Dorothy Hilf: Involved and Active

By Catherine Tolchin and Susan Samuels | Issue Date: August 2009

From left: Gert Litowitz and Dorothy Hilf. Photo: Channa CaminsMeet Dorothy Hilf: 102 years young and very much involved in the BJ community. Come to BJ’s lunch program on Thursday and you will see Dorothy in action, greeting guests, handing out food packages, laughing and talking with fellow volunteers and guests, eyes sparkling, full of energy and happy to be participating in this program that is so meaningful to her.

Each Shabbat you will see Dorothy sitting up front with her cousin Gert Litowitz and fellow-volunteer Rose Alpert and many other friends. Members of the congregation stop by to greet Dorothy, share a thought with her, and give her a hug.

Dorothy says she was attracted to BJ because of its vitality and vibrant sense of community. When she and her cousin Gert were looking for a new religious community to join, they decided to visit different synagogues each weekend: Orthodox, Conservative, and Reform. This openness to new experiences and search for meaningful ways to connect and be involved is fundamental to both Dorothy’s and Gert’s approach to life.

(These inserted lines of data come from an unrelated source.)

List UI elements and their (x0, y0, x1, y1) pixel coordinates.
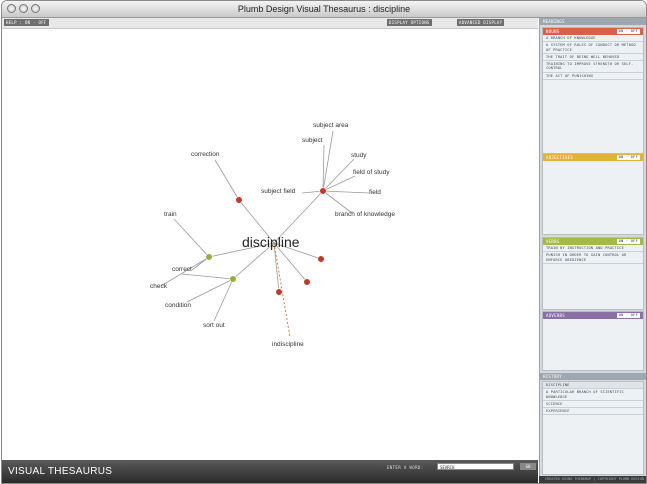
history-item[interactable]: SCIENCE (543, 401, 643, 409)
word-node[interactable]: correct (172, 266, 192, 273)
adverbs-panel: ADVERBS ON · OFF (542, 311, 644, 371)
link-line (214, 159, 240, 201)
window-title: Plumb Design Visual Thesaurus : discipli… (237, 4, 411, 14)
footer-bar: VISUAL THESAURUS ENTER A WORD: SEARCH GO (2, 460, 538, 483)
nouns-panel-header: NOUNS ON · OFF (543, 28, 643, 35)
nouns-panel: NOUNS ON · OFF A BRANCH OF KNOWLEDGE A S… (542, 27, 644, 155)
word-node[interactable]: subject field (261, 188, 295, 195)
history-item[interactable]: A PARTICULAR BRANCH OF SCIENTIFIC KNOWLE… (543, 389, 643, 401)
meaning-node[interactable] (317, 255, 325, 263)
word-node[interactable]: branch of knowledge (335, 211, 395, 218)
adverbs-toggle[interactable]: ON · OFF (616, 313, 640, 318)
link-line (186, 278, 234, 303)
meanings-header: MEANINGS (540, 18, 646, 25)
word-input[interactable]: SEARCH (437, 463, 514, 470)
app-window: Plumb Design Visual Thesaurus : discipli… (1, 0, 647, 484)
word-node[interactable]: correction (191, 151, 220, 158)
link-line (322, 190, 370, 194)
copyright-text: CREATED USING THINKMAP | COPYRIGHT PLUMB… (539, 476, 646, 483)
thesaurus-graph[interactable]: discipline subject area subject study fi… (2, 29, 538, 460)
definition-item[interactable]: TRAIN BY INSTRUCTION AND PRACTICE (543, 245, 643, 253)
word-node[interactable]: field (369, 189, 381, 196)
visual-thesaurus-logo: VISUAL THESAURUS (8, 466, 113, 477)
meaning-node[interactable] (319, 187, 327, 195)
history-item[interactable]: EXPERIENCE (543, 408, 643, 416)
advanced-display-button[interactable]: ADVANCED DISPLAY (457, 19, 505, 26)
adjectives-panel: ADJECTIVES ON · OFF (542, 153, 644, 235)
word-node[interactable]: subject (302, 137, 323, 144)
definition-item[interactable]: A BRANCH OF KNOWLEDGE (543, 35, 643, 43)
definition-item[interactable]: PUNISH IN ORDER TO GAIN CONTROL OR ENFOR… (543, 252, 643, 264)
link-line (173, 218, 210, 258)
word-node[interactable]: field of study (353, 169, 390, 176)
adjectives-label: ADJECTIVES (546, 155, 574, 160)
definition-item[interactable]: THE TRAIT OF BEING WELL BEHAVED (543, 54, 643, 62)
verbs-panel: VERBS ON · OFF TRAIN BY INSTRUCTION AND … (542, 237, 644, 310)
history-header: HISTORY (540, 373, 646, 380)
meaning-node[interactable] (229, 275, 237, 283)
word-node[interactable]: study (351, 152, 367, 159)
verbs-toggle[interactable]: ON · OFF (616, 239, 640, 244)
link-line (181, 273, 234, 280)
definition-item[interactable]: TRAINING TO IMPROVE STRENGTH OR SELF-CON… (543, 61, 643, 73)
nouns-toggle[interactable]: ON · OFF (616, 29, 640, 34)
title-bar: Plumb Design Visual Thesaurus : discipli… (2, 1, 646, 18)
sidebar: MEANINGS NOUNS ON · OFF A BRANCH OF KNOW… (539, 18, 646, 476)
adverbs-label: ADVERBS (546, 313, 565, 318)
definition-item[interactable]: A SYSTEM OF RULES OF CONDUCT OR METHOD O… (543, 42, 643, 54)
word-node[interactable]: train (164, 211, 177, 218)
nouns-label: NOUNS (546, 29, 560, 34)
link-line (322, 175, 356, 192)
center-word[interactable]: discipline (242, 234, 300, 250)
link-line (322, 190, 353, 214)
word-node[interactable]: sort out (203, 322, 225, 329)
word-node[interactable]: indiscipline (272, 341, 304, 348)
history-item[interactable]: DISCIPLINE (543, 382, 643, 390)
display-options-button[interactable]: DISPLAY OPTIONS (387, 19, 432, 26)
definition-item[interactable]: THE ACT OF PUNISHING (543, 73, 643, 81)
enter-word-label: ENTER A WORD: (387, 465, 424, 470)
toolbar: HELP : ON · OFF DISPLAY OPTIONS ADVANCED… (2, 18, 538, 29)
verbs-label: VERBS (546, 239, 560, 244)
go-button[interactable]: GO (520, 463, 536, 470)
meaning-node[interactable] (275, 288, 283, 296)
adjectives-toggle[interactable]: ON · OFF (616, 155, 640, 160)
word-node[interactable]: condition (165, 302, 191, 309)
help-toggle[interactable]: HELP : ON · OFF (4, 19, 49, 26)
meaning-node[interactable] (205, 253, 213, 261)
adverbs-panel-header: ADVERBS ON · OFF (543, 312, 643, 319)
history-panel: DISCIPLINE A PARTICULAR BRANCH OF SCIENT… (542, 381, 644, 475)
link-line (213, 278, 234, 322)
word-node[interactable]: subject area (313, 122, 348, 129)
adjectives-panel-header: ADJECTIVES ON · OFF (543, 154, 643, 161)
meaning-node[interactable] (303, 278, 311, 286)
word-node[interactable]: check (150, 283, 167, 290)
verbs-panel-header: VERBS ON · OFF (543, 238, 643, 245)
meaning-node[interactable] (235, 196, 243, 204)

BJ was the fifth synagogue they visited. Immediately, they knew this was a perfect fit. They were drawn in by the warmth of the service and the friendliness of the people around them. Although Dorothy also belongs to an Orthodox synagogue, she likes being able to read the service in English at BJ. She also discovered that BJ had many activities outside of the religious service. First, she was drawn to the weekly discussion group after services to study the week’s Torah portion.

Looking for more, she learned about the BJ lunch program and was drawn to the idea of rolling up her sleeves to help those less fortunate—providing a nutritious lunch and socializing with guests in a warm and inviting environment.

This active involvement characterizes Dorothy and is related to the work she did as the Executive Director of ORT for 25 years.

Dorothy speaks with vivid enthusiasm about her years with ORT. She felt she was doing meaningful work, teaching Jewish people industrial skills so they could earn a living. She visited many countries and worked with governments to build schools that taught necessary skills to help people build meaningful lives. As if this weren’t enough, Dorothy went on to run a profitable handbag business with her husband for another 25 years.

When asked about her longevity, Dorothy says a big factor is to keep moving, doing, and being active. She says it is the combination of physical and mental activity that works for her, having the will and the courage to keep going.

Physically active in sports until her 80’s, she loved to ski, ice skate, and swim. She also has many interests that keep her engaged and active. Dorothy also remains intellectually engaged: she loves to read and looks forward every morning to her newspaper to find out what is going on in the world.

She has only one regret. For her hundredth birthday, she was given a computer, but didn’t use it and gave it to her granddaughter. Now she misses it. She feels there is so much for her yet to learn.

Her advice to the BJ community—get involved!